Ho Sohn added: ‘I think companies that benefit from working from home dynamics and home entertainment and e-commerce have been given added long-term strength as investment ideas by our current circumstances.

‘I do not want to try to predict short-term investor moves, but remain confident in the long-term attractiveness of the global technology sector.’ 

Meanwhile, De Gale said over the longer term we will almost certainly see the move to remote working accelerate while medical spending is also likely to increase, pulling in more use of technology. 

He added: ‘Society was already thinking more about sustainability, and the crisis is only likely to reinforce this. 

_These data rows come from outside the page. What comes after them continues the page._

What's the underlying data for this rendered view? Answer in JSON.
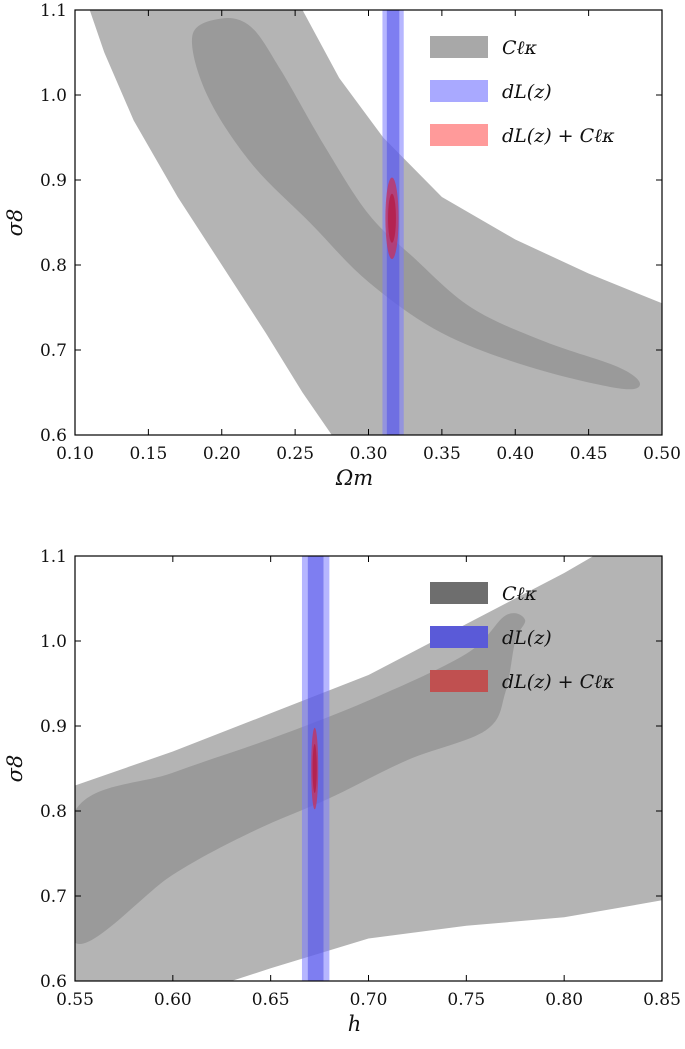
{
  "chart_data": [
    {
      "type": "contour",
      "xlabel": "Ωm",
      "ylabel": "σ8",
      "xlim": [
        0.1,
        0.5
      ],
      "ylim": [
        0.6,
        1.1
      ],
      "xticks": [
        "0.10",
        "0.15",
        "0.20",
        "0.25",
        "0.30",
        "0.35",
        "0.40",
        "0.45",
        "0.50"
      ],
      "yticks": [
        "0.6",
        "0.7",
        "0.8",
        "0.9",
        "1.0",
        "1.1"
      ],
      "legend_position": "top-right",
      "series": [
        {
          "name": "Cℓκ",
          "color": "#8c8c8c",
          "outer_contour": [
            [
              0.11,
              1.1
            ],
            [
              0.12,
              1.05
            ],
            [
              0.14,
              0.97
            ],
            [
              0.17,
              0.88
            ],
            [
              0.2,
              0.8
            ],
            [
              0.23,
              0.72
            ],
            [
              0.255,
              0.65
            ],
            [
              0.275,
              0.6
            ],
            [
              0.45,
              0.6
            ],
            [
              0.5,
              0.6
            ],
            [
              0.5,
              0.755
            ],
            [
              0.45,
              0.79
            ],
            [
              0.4,
              0.83
            ],
            [
              0.35,
              0.88
            ],
            [
              0.31,
              0.95
            ],
            [
              0.28,
              1.02
            ],
            [
              0.255,
              1.1
            ]
          ],
          "inner_contour": [
            [
              0.19,
              1.0
            ],
            [
              0.22,
              0.92
            ],
            [
              0.26,
              0.85
            ],
            [
              0.3,
              0.78
            ],
            [
              0.35,
              0.72
            ],
            [
              0.41,
              0.68
            ],
            [
              0.47,
              0.655
            ],
            [
              0.485,
              0.66
            ],
            [
              0.47,
              0.68
            ],
            [
              0.42,
              0.71
            ],
            [
              0.37,
              0.75
            ],
            [
              0.33,
              0.81
            ],
            [
              0.3,
              0.86
            ],
            [
              0.27,
              0.94
            ],
            [
              0.24,
              1.03
            ],
            [
              0.22,
              1.08
            ],
            [
              0.2,
              1.09
            ],
            [
              0.18,
              1.07
            ]
          ]
        },
        {
          "name": "dL(z)",
          "color": "#7070ff",
          "outer_band": [
            0.3095,
            0.324
          ],
          "inner_band": [
            0.3125,
            0.321
          ]
        },
        {
          "name": "dL(z) + Cℓκ",
          "color": "#ff6f6f",
          "ellipse": {
            "cx": 0.316,
            "cy": 0.855,
            "rx": 0.0045,
            "ry": 0.048
          }
        }
      ]
    },
    {
      "type": "contour",
      "xlabel": "h",
      "ylabel": "σ8",
      "xlim": [
        0.55,
        0.85
      ],
      "ylim": [
        0.6,
        1.1
      ],
      "xticks": [
        "0.55",
        "0.60",
        "0.65",
        "0.70",
        "0.75",
        "0.80",
        "0.85"
      ],
      "yticks": [
        "0.6",
        "0.7",
        "0.8",
        "0.9",
        "1.0",
        "1.1"
      ],
      "legend_position": "top-right",
      "series": [
        {
          "name": "Cℓκ",
          "color": "#8c8c8c",
          "outer_contour": [
            [
              0.55,
              0.6
            ],
            [
              0.55,
              0.83
            ],
            [
              0.6,
              0.87
            ],
            [
              0.65,
              0.915
            ],
            [
              0.7,
              0.96
            ],
            [
              0.75,
              1.02
            ],
            [
              0.8,
              1.08
            ],
            [
              0.815,
              1.1
            ],
            [
              0.85,
              1.1
            ],
            [
              0.85,
              0.695
            ],
            [
              0.8,
              0.675
            ],
            [
              0.75,
              0.665
            ],
            [
              0.7,
              0.65
            ],
            [
              0.65,
              0.615
            ],
            [
              0.63,
              0.6
            ]
          ],
          "inner_contour": [
            [
              0.55,
              0.645
            ],
            [
              0.55,
              0.8
            ],
            [
              0.6,
              0.845
            ],
            [
              0.65,
              0.885
            ],
            [
              0.7,
              0.93
            ],
            [
              0.75,
              0.985
            ],
            [
              0.77,
              1.03
            ],
            [
              0.78,
              1.025
            ],
            [
              0.775,
              1.0
            ],
            [
              0.77,
              0.94
            ],
            [
              0.76,
              0.895
            ],
            [
              0.72,
              0.86
            ],
            [
              0.68,
              0.815
            ],
            [
              0.64,
              0.775
            ],
            [
              0.6,
              0.725
            ]
          ]
        },
        {
          "name": "dL(z)",
          "color": "#7070ff",
          "outer_band": [
            0.666,
            0.68
          ],
          "inner_band": [
            0.669,
            0.677
          ]
        },
        {
          "name": "dL(z) + Cℓκ",
          "color": "#c85a5a",
          "ellipse": {
            "cx": 0.6725,
            "cy": 0.85,
            "rx": 0.0018,
            "ry": 0.048
          }
        }
      ]
    }
  ]
}
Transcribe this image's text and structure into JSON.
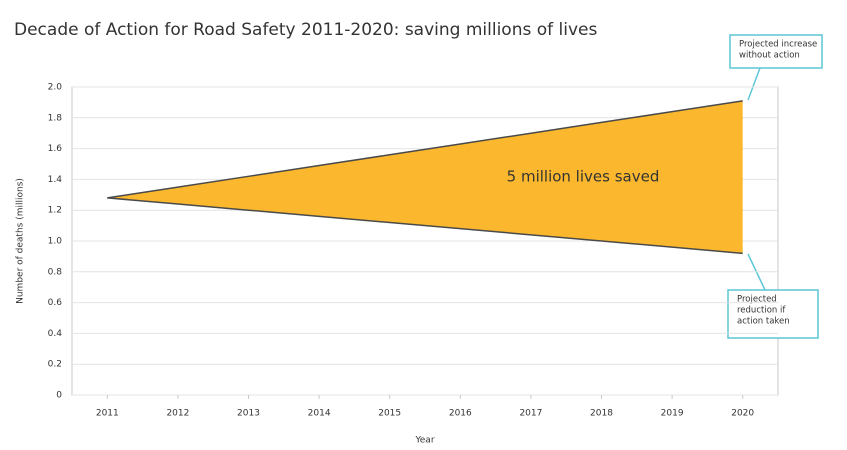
{
  "chart_data": {
    "type": "area-between",
    "title": "Decade of Action for Road Safety 2011-2020: saving millions of lives",
    "x_label": "Year",
    "y_label": "Number of deaths (millions)",
    "x": [
      2011,
      2012,
      2013,
      2014,
      2015,
      2016,
      2017,
      2018,
      2019,
      2020
    ],
    "series": [
      {
        "color": "#4a4a4a",
        "values": [
          1.28,
          1.35,
          1.42,
          1.49,
          1.56,
          1.63,
          1.7,
          1.77,
          1.84,
          1.91
        ]
      },
      {
        "color": "#4a4a4a",
        "values": [
          1.28,
          1.24,
          1.2,
          1.16,
          1.12,
          1.08,
          1.04,
          1.0,
          0.96,
          0.92
        ]
      }
    ],
    "fill_color": "#fbb82e",
    "xlim": [
      2010.5,
      2020.5
    ],
    "xticks": [
      2011,
      2012,
      2013,
      2014,
      2015,
      2016,
      2017,
      2018,
      2019,
      2020
    ],
    "ylim": [
      0,
      2
    ],
    "yticks": [
      0,
      0.2,
      0.4,
      0.6,
      0.8,
      {
        "value": 1,
        "label": "1.0"
      },
      1.2,
      1.4,
      1.6,
      1.8,
      {
        "value": 2,
        "label": "2.0"
      }
    ],
    "grid": true,
    "fill_label": "5 million lives saved",
    "callouts": [
      {
        "lines": [
          "Projected increase",
          "without action"
        ]
      },
      {
        "lines": [
          "Projected",
          "reduction if",
          "action taken"
        ]
      }
    ]
  }
}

‘So many of the environmental answers depend on technology implementation: smart agriculture, electric and autonomous vehicles, smart construction, fleet management, big-data analytics, and many more.’ 

Tech and coronavirus timeline 

Compiled by William De Gale, manager of the BlueBox Global Technology fund

Late January – Tech stocks saw an initial mild sell-off when the virus was seen by US investors as essentially a Chinese issue, so the worry was the disruption to global supply chains

Late February – Things started getting closer to home, with infections detected in Italy and Washington State, among other places, and tech sold off more sharply (the only time as of yet where tech indices performed worse than broader equity markets)

Early March – Tech started stabilising though there was clearly going to be disruption to western tech demand, but it might not be too bad

9 March – The market began to panic, plummeting on the realisation that most of the population of developed economies were going to be locked down for weeks on end, with potentially catastrophic impacts on the economy, and the US response seemed particularly chaotic and partisan

24 March – It became clear that the US Congress was going to reach a deal on an enormous stabilisation/stimulus package, putting a floor on the worst-case economic scenario, even if the medical outlook still looked awful. Tech had a very sharp recovery, along with other markets

Since then, technology has significantly outperformed broader equity markets. 

Several technology companies have been perceived as winners from Covid-19 in the short-term such as Zoom, Amazon and Activision, while others are likely to benefit from the long-term effects on society, as more moves permanently online.